Illustration la plus drôle de cette révolution culturelle, le théâtre Le Palace, qui devint en 1978 une mythique boite de nuit, a été classé en 1976, un an avant que l’église de la Trinité par le grand architecte parisien Théodore Ballu soit inscrite (et qui, depuis, reste encore seulement inscrite), et plusieurs années avant que soient classés Saint-Eugène en 1983,  Notre-Dame-de-Lorette en 1984 et la Grande synagogue de Paris en 1987. Autre manifestation du glissement opéré,  la salle de l’Olympia, inscrite en 1991, l’est restée, bien qu’elle ait été depuis complètement détruite, … parce qu’on y voit (à juste titre d’ailleurs) un lieu de mémoire.

Nous dépendons toujours de ce double héritage, reconnaissance de l’architecture du 19e et du patrimoine de la mémoire. Mais, il faut bien dire, les classements et inscriptions se font plus rares. La ville de Paris avait pris le relai avec ses propres inscriptions (CVP), dont la liste par arrondissement est accessible sur le site de la Mairie, mais on peut s’inquiéter de voir que sous l’actuelle mandature ces signalements ne protègent plus de la dénaturation.
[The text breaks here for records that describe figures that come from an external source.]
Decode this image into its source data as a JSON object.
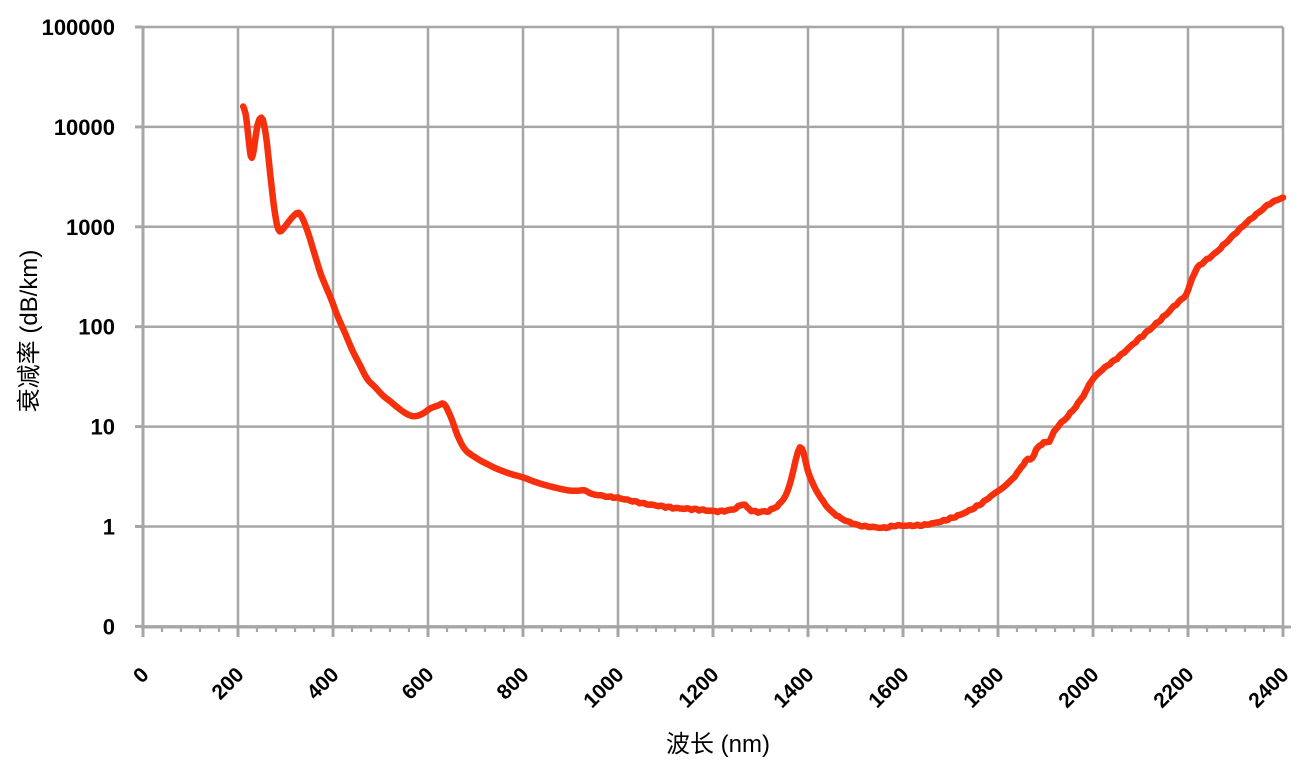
{
  "colors": {
    "background": "#ffffff",
    "grid": "#a6a6a6",
    "axis": "#a6a6a6",
    "tick_label": "#000000",
    "curve": "#f62f0d"
  },
  "chart_data": {
    "type": "line",
    "title": "",
    "xlabel": "波长 (nm)",
    "ylabel": "衰减率 (dB/km)",
    "grid": true,
    "legend": "none",
    "xlim": [
      0,
      2400
    ],
    "x_major_ticks": [
      0,
      200,
      400,
      600,
      800,
      1000,
      1200,
      1400,
      1600,
      1800,
      2000,
      2200,
      2400
    ],
    "x_tick_labels": [
      "0",
      "200",
      "400",
      "600",
      "800",
      "1000",
      "1200",
      "1400",
      "1600",
      "1800",
      "2000",
      "2200",
      "2400"
    ],
    "x_minor_step": 40,
    "y_scale": "log",
    "y_ticks": [
      {
        "label": "100000",
        "value": 100000
      },
      {
        "label": "10000",
        "value": 10000
      },
      {
        "label": "1000",
        "value": 1000
      },
      {
        "label": "100",
        "value": 100
      },
      {
        "label": "10",
        "value": 10
      },
      {
        "label": "1",
        "value": 1
      },
      {
        "label": "0",
        "value": 0.1
      }
    ],
    "series": [
      {
        "name": "attenuation-spectrum",
        "color": "#f62f0d",
        "points": [
          [
            211,
            16000
          ],
          [
            216,
            13500
          ],
          [
            220,
            9500
          ],
          [
            225,
            5800
          ],
          [
            229,
            4900
          ],
          [
            234,
            6200
          ],
          [
            241,
            10500
          ],
          [
            249,
            12400
          ],
          [
            255,
            10500
          ],
          [
            261,
            6800
          ],
          [
            268,
            3300
          ],
          [
            275,
            1700
          ],
          [
            282,
            1050
          ],
          [
            288,
            900
          ],
          [
            295,
            950
          ],
          [
            305,
            1100
          ],
          [
            318,
            1300
          ],
          [
            328,
            1380
          ],
          [
            338,
            1150
          ],
          [
            350,
            800
          ],
          [
            362,
            520
          ],
          [
            375,
            330
          ],
          [
            394,
            200
          ],
          [
            410,
            126
          ],
          [
            425,
            87
          ],
          [
            440,
            59
          ],
          [
            457,
            41
          ],
          [
            472,
            30
          ],
          [
            488,
            25
          ],
          [
            505,
            20.5
          ],
          [
            520,
            18
          ],
          [
            540,
            15
          ],
          [
            558,
            13.2
          ],
          [
            572,
            12.7
          ],
          [
            588,
            13.4
          ],
          [
            605,
            15.2
          ],
          [
            622,
            16.3
          ],
          [
            634,
            16.8
          ],
          [
            648,
            12.5
          ],
          [
            662,
            8.2
          ],
          [
            678,
            5.9
          ],
          [
            700,
            4.9
          ],
          [
            725,
            4.2
          ],
          [
            750,
            3.7
          ],
          [
            775,
            3.35
          ],
          [
            800,
            3.1
          ],
          [
            830,
            2.75
          ],
          [
            860,
            2.5
          ],
          [
            895,
            2.3
          ],
          [
            915,
            2.28
          ],
          [
            930,
            2.3
          ],
          [
            945,
            2.12
          ],
          [
            975,
            2.0
          ],
          [
            1000,
            1.93
          ],
          [
            1030,
            1.8
          ],
          [
            1060,
            1.68
          ],
          [
            1090,
            1.6
          ],
          [
            1120,
            1.53
          ],
          [
            1150,
            1.5
          ],
          [
            1180,
            1.46
          ],
          [
            1205,
            1.42
          ],
          [
            1228,
            1.44
          ],
          [
            1248,
            1.52
          ],
          [
            1262,
            1.68
          ],
          [
            1272,
            1.55
          ],
          [
            1285,
            1.42
          ],
          [
            1300,
            1.4
          ],
          [
            1318,
            1.44
          ],
          [
            1335,
            1.6
          ],
          [
            1352,
            2.0
          ],
          [
            1364,
            2.9
          ],
          [
            1374,
            4.6
          ],
          [
            1383,
            6.2
          ],
          [
            1391,
            5.4
          ],
          [
            1399,
            3.7
          ],
          [
            1410,
            2.7
          ],
          [
            1422,
            2.1
          ],
          [
            1437,
            1.65
          ],
          [
            1452,
            1.38
          ],
          [
            1468,
            1.22
          ],
          [
            1488,
            1.1
          ],
          [
            1510,
            1.02
          ],
          [
            1535,
            0.99
          ],
          [
            1560,
            0.97
          ],
          [
            1585,
            1.02
          ],
          [
            1610,
            1.02
          ],
          [
            1640,
            1.03
          ],
          [
            1665,
            1.08
          ],
          [
            1690,
            1.16
          ],
          [
            1715,
            1.28
          ],
          [
            1740,
            1.45
          ],
          [
            1765,
            1.7
          ],
          [
            1790,
            2.1
          ],
          [
            1815,
            2.55
          ],
          [
            1840,
            3.4
          ],
          [
            1858,
            4.5
          ],
          [
            1872,
            4.9
          ],
          [
            1884,
            6.2
          ],
          [
            1896,
            6.8
          ],
          [
            1908,
            7.2
          ],
          [
            1918,
            8.8
          ],
          [
            1926,
            10
          ],
          [
            1938,
            11.5
          ],
          [
            1952,
            13.5
          ],
          [
            1968,
            17
          ],
          [
            1984,
            22
          ],
          [
            2000,
            30
          ],
          [
            2025,
            39
          ],
          [
            2050,
            48
          ],
          [
            2075,
            61
          ],
          [
            2100,
            78
          ],
          [
            2128,
            102
          ],
          [
            2152,
            130
          ],
          [
            2175,
            168
          ],
          [
            2196,
            210
          ],
          [
            2208,
            300
          ],
          [
            2220,
            390
          ],
          [
            2240,
            470
          ],
          [
            2260,
            560
          ],
          [
            2282,
            710
          ],
          [
            2302,
            880
          ],
          [
            2325,
            1120
          ],
          [
            2348,
            1380
          ],
          [
            2372,
            1700
          ],
          [
            2400,
            1960
          ]
        ]
      }
    ]
  }
}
Depuis cinq ans, dans notre arrondissement n’ont été inscrits sur la liste supplémentaire des monuments historiques que deux nouveaux  « monuments », un immeuble et deux anciennes publicités peintes : en 2014, à la suite de la grande exposition Viollet-le-Duc du musée d’Orsay, l’immeuble du 68, rue Condorcet (plaisamment signé par la sculpture d’un Grand-Duc perché sur une colonne sous le balcon du 4e étage),  et, de façon plus originale, en 2012, de grandes peintures murales publicitaires pour la liqueur Bénédictine et pour la peinture Ripolin, mis au jour sur un grand pignon à l’angle de la rue des Martyrs et de la rue Hippolyte-Lebas.

Mais ce patrimoine à la fois modeste et spectaculaire, qui attend sa restauration, est déjà partiellement occulté par des « tags », tags dont certains revendiquent le caractère artistique, voire patrimonial ; nous y reviendrons.